When comparing, in a murine model, the kind of graft-versus-host (GVH) disease (GVHD) induced by the donor strain DBA/2 on the one hand and several H-2-congenic resistant B10 donor strains on the other, we found that strain DBA/2 was a universal nonkilling GVH donor for H-2- incompatible nonirradiated F1 hybrid recipients. In this respect, DBA/2 T cells differed from those of the H-2-identical donor strain B10.D2 as well as those of other b10 donor strains. The inability of strain DBA/2 to kill by GVH reaction was not limited to certain H-2 incompatibilities in the F1 recipients, but was nonspecific. The inability to kill is determined by a dominant locus not linked to H-2. DBA/2 T cells were also incapable of inducing the severe suppression of hematocrit values, bone marrow erythropoiesis, thymic cell proliferation, and splenic IgG production in the F1 recipients that was observed after the injection of T cell from the B10 strains.
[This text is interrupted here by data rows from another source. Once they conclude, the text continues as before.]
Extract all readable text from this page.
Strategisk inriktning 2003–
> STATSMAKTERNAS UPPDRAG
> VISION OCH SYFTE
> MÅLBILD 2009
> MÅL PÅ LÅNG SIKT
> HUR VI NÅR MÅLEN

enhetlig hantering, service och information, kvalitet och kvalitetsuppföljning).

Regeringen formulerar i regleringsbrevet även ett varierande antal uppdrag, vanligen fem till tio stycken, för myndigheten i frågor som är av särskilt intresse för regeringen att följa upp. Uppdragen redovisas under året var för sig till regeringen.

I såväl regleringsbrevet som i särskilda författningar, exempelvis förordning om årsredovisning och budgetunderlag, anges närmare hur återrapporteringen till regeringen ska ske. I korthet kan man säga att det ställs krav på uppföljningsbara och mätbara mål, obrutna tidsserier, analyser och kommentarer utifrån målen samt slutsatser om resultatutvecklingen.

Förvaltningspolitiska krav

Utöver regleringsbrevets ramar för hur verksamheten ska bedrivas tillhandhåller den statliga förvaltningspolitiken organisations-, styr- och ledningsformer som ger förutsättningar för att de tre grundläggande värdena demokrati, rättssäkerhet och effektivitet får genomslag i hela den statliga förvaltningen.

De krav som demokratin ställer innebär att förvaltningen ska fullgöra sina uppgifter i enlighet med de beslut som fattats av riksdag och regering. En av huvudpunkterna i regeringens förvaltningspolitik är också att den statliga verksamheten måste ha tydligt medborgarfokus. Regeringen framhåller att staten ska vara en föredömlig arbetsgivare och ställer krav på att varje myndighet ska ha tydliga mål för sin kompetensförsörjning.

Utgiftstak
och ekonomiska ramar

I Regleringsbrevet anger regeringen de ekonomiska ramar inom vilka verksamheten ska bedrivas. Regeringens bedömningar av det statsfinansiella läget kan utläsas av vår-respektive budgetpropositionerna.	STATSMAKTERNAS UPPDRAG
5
However, DBA/2 T cells, in contrast with those of the B10 donor strains, were vigorous stimulators of IgG production in H-2-incompatible F1 hybrid recipients. Surprisingly, strain DBA/2 as well as the B10 donor strains had good capacity to generate anti-F1 TK cells. Taken together, these findings raise the possibility that lethal GVHD disease is not caused, or not caused exclusively, by donor killer T cells, but by those donor T cells that directly or indirectly induce a suppression of cell proliferation in certain vital organs of the recipient.